Mas porquê não consegue desviar o pensamento? Claro! Hoje algo especial aconteceu, trocaram beijos virtuais, não aqueles familiares, comuns. Foi um beijo mais comprometedor, profundo e envolvente. Daqueles beijos que sempre continuando pelo pescoço, pelo colo, enquanto as mãos procuram, afoitas, perpetuar as emoções. Seus lábios se encontraram, suas línguas iniciaram seu bailado, seu coração disparara, sentiu o calor de seu rosto. A ternura de seu olhar. Foi um longo beijo...virtual.

Ainda sentada, promete dar um basta, acabar com isto tudo antes que se torne um problema, afinal ele mora na Austrália e ela está no Brasil, ele é casado e traição é traição, mesmo que seja por pensamento. Não! Não dá para continuar!

Levanta-se de repente e promete que amanhã dará um basta. Apaga a luz, a TV e tenta dormir.

É manhã, um novo dia, passa na casa da mãe para dar uma olhada nos filhos - eles dormem. Toma café e segue para a Prefeitura. No caminho, a mente fixa na promessa da noite anterior. Chega, liga a máquina e olha aquela flor vermelha do ICQ, será que ele está lá? Como dizer sem machucar, sem ofender? Ficar "on-line" ou não? Não resiste, liga, e ele está lá. Ela manda uma mensagem de bom dia e boa tarde (ela ainda não está afeita ao fuso horário), ele responde e em seguida manda um arquivo texto com coisas que ela não queria ler, pelo menos não naquele momento em que ela tinha que mudar o rumo do contato deles.

Iniciam o "chat" do dia e ele pede para ela escrever algo e enviar o arquivo, assim como ele o fizera.
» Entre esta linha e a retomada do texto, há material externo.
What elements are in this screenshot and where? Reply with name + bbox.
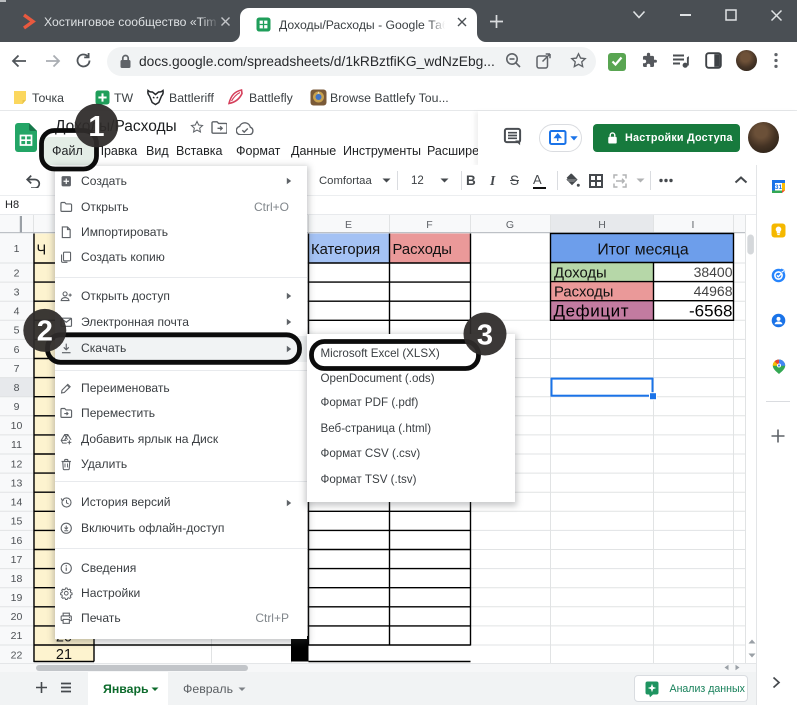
svg-text:3: 3 xyxy=(477,319,493,351)
svg-text:2: 2 xyxy=(37,316,53,348)
svg-text:1: 1 xyxy=(88,111,104,143)
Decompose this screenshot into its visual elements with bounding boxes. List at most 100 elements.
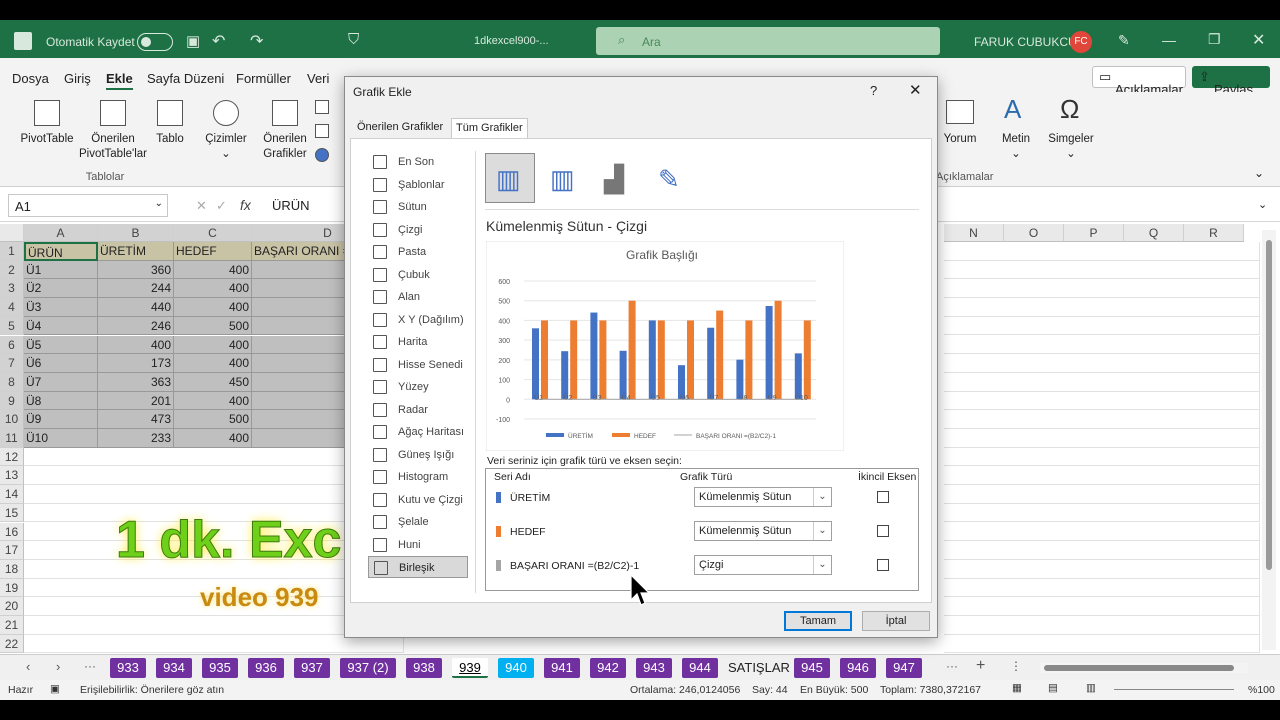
subtype-stacked-area-column[interactable]: ▟ bbox=[593, 153, 643, 203]
row-header[interactable]: 19 bbox=[0, 578, 24, 598]
avatar[interactable]: FC bbox=[1070, 31, 1092, 53]
table-cell[interactable]: Ü1 bbox=[24, 260, 98, 280]
table-cell[interactable]: 201 bbox=[98, 391, 174, 411]
user-name[interactable]: FARUK CUBUKCU bbox=[974, 35, 1077, 49]
chart-type-item[interactable]: Çizgi bbox=[368, 219, 468, 241]
fx-icon[interactable]: fx bbox=[240, 197, 251, 213]
row-header[interactable]: 10 bbox=[0, 410, 24, 429]
chart-type-item[interactable]: Şablonlar bbox=[368, 174, 468, 196]
empty-row[interactable] bbox=[944, 559, 1260, 579]
empty-row[interactable] bbox=[944, 279, 1260, 299]
table-button[interactable]: Tablo bbox=[150, 132, 190, 147]
row-header[interactable]: 4 bbox=[0, 298, 24, 317]
empty-row[interactable] bbox=[944, 429, 1260, 448]
secondary-axis-checkbox[interactable] bbox=[877, 491, 889, 503]
sheet-tab[interactable]: 946 bbox=[840, 658, 876, 678]
table-cell[interactable]: Ü2 bbox=[24, 279, 98, 299]
restore-icon[interactable]: ❐ bbox=[1208, 31, 1221, 48]
corner-select-all[interactable] bbox=[0, 224, 24, 242]
chart-type-item[interactable]: X Y (Dağılım) bbox=[368, 309, 468, 331]
series-type-dropdown[interactable]: Çizgi ⌄ bbox=[694, 555, 832, 575]
empty-row[interactable] bbox=[944, 485, 1260, 504]
empty-row[interactable] bbox=[944, 466, 1260, 486]
row-header[interactable]: 6 bbox=[0, 335, 24, 355]
add-sheet-icon[interactable]: + bbox=[976, 657, 985, 675]
chart-type-item[interactable]: En Son bbox=[368, 151, 468, 173]
col-header-o[interactable]: O bbox=[1004, 224, 1064, 242]
table-cell[interactable]: 173 bbox=[98, 354, 174, 373]
chart-type-item[interactable]: Yüzey bbox=[368, 376, 468, 398]
table-cell[interactable]: 500 bbox=[174, 316, 252, 336]
sheet-tab[interactable]: 940 bbox=[498, 658, 534, 678]
next-sheet-icon[interactable]: › bbox=[56, 659, 60, 674]
table-cell[interactable]: Ü8 bbox=[24, 391, 98, 411]
tab-recommended-charts[interactable]: Önerilen Grafikler bbox=[353, 118, 447, 138]
subtype-column-line-secondary[interactable]: ▥ bbox=[539, 153, 589, 203]
col-header-p[interactable]: P bbox=[1064, 224, 1124, 242]
table-cell[interactable]: 473 bbox=[98, 410, 174, 429]
menu-dosya[interactable]: Dosya bbox=[12, 71, 49, 86]
vertical-scrollbar[interactable] bbox=[1262, 230, 1276, 650]
header-cell[interactable]: HEDEF bbox=[174, 242, 252, 261]
more-sheets-right-icon[interactable]: ··· bbox=[946, 659, 958, 673]
series-type-dropdown[interactable]: Kümelenmiş Sütun ⌄ bbox=[694, 487, 832, 507]
empty-row[interactable] bbox=[944, 298, 1260, 317]
table-cell[interactable]: 400 bbox=[174, 429, 252, 448]
col-header-a[interactable]: A bbox=[24, 224, 98, 242]
row-header[interactable]: 5 bbox=[0, 316, 24, 336]
name-box[interactable]: A1 ⌄ bbox=[8, 194, 168, 217]
empty-row[interactable] bbox=[944, 316, 1260, 336]
table-cell[interactable]: 400 bbox=[174, 354, 252, 373]
col-header-q[interactable]: Q bbox=[1124, 224, 1184, 242]
search-box[interactable]: ⌕ Ara bbox=[596, 27, 940, 55]
options-icon[interactable]: ⋮ bbox=[1010, 659, 1022, 673]
horizontal-scrollbar[interactable] bbox=[1040, 663, 1248, 673]
table-cell[interactable]: Ü4 bbox=[24, 316, 98, 336]
formula-expand-icon[interactable]: ⌄ bbox=[1258, 198, 1267, 211]
drawing-button[interactable]: Çizimler ⌄ bbox=[200, 132, 252, 162]
share-button[interactable]: ⇪ Paylaş bbox=[1192, 66, 1270, 97]
table-cell[interactable]: 400 bbox=[174, 391, 252, 411]
row-header[interactable]: 15 bbox=[0, 503, 24, 523]
empty-row[interactable] bbox=[944, 335, 1260, 355]
minimize-icon[interactable]: — bbox=[1162, 32, 1176, 48]
zoom-slider[interactable] bbox=[1114, 689, 1234, 690]
table-cell[interactable]: 450 bbox=[174, 372, 252, 392]
filename[interactable]: 1dkexcel900-... bbox=[474, 35, 549, 47]
menu-sayfa-duzeni[interactable]: Sayfa Düzeni bbox=[147, 71, 224, 86]
table-cell[interactable]: 246 bbox=[98, 316, 174, 336]
recommended-charts-button[interactable]: Önerilen Grafikler bbox=[258, 132, 312, 162]
table-cell[interactable]: Ü10 bbox=[24, 429, 98, 448]
sheet-tab[interactable]: SATIŞLAR bbox=[728, 658, 790, 678]
menu-veri[interactable]: Veri bbox=[307, 71, 329, 86]
chart-type-item[interactable]: Alan bbox=[368, 286, 468, 308]
col-header-b[interactable]: B bbox=[98, 224, 174, 242]
secondary-axis-checkbox[interactable] bbox=[877, 525, 889, 537]
series-type-dropdown[interactable]: Kümelenmiş Sütun ⌄ bbox=[694, 521, 832, 541]
confirm-entry-icon[interactable]: ✓ bbox=[216, 198, 227, 214]
row-header[interactable]: 12 bbox=[0, 447, 24, 467]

Indecisa, confusa ela avisa que tem que sair do "chat", e que não sabe se voltará. Desliga o ICQ, olha aquela flor de verde passar para vermelha, tem medo do contato virtual, tem medo dos amigos se tornarem descartáveis - já existem coisas descartáveis demais neste mundo. É tudo muito rápido. A cabeça gira. Ela olha mais uma vez para a flor, abre o editor de texto e começa a escrever estas linhas. Ainda não sabe se mandará para ele este arquivo.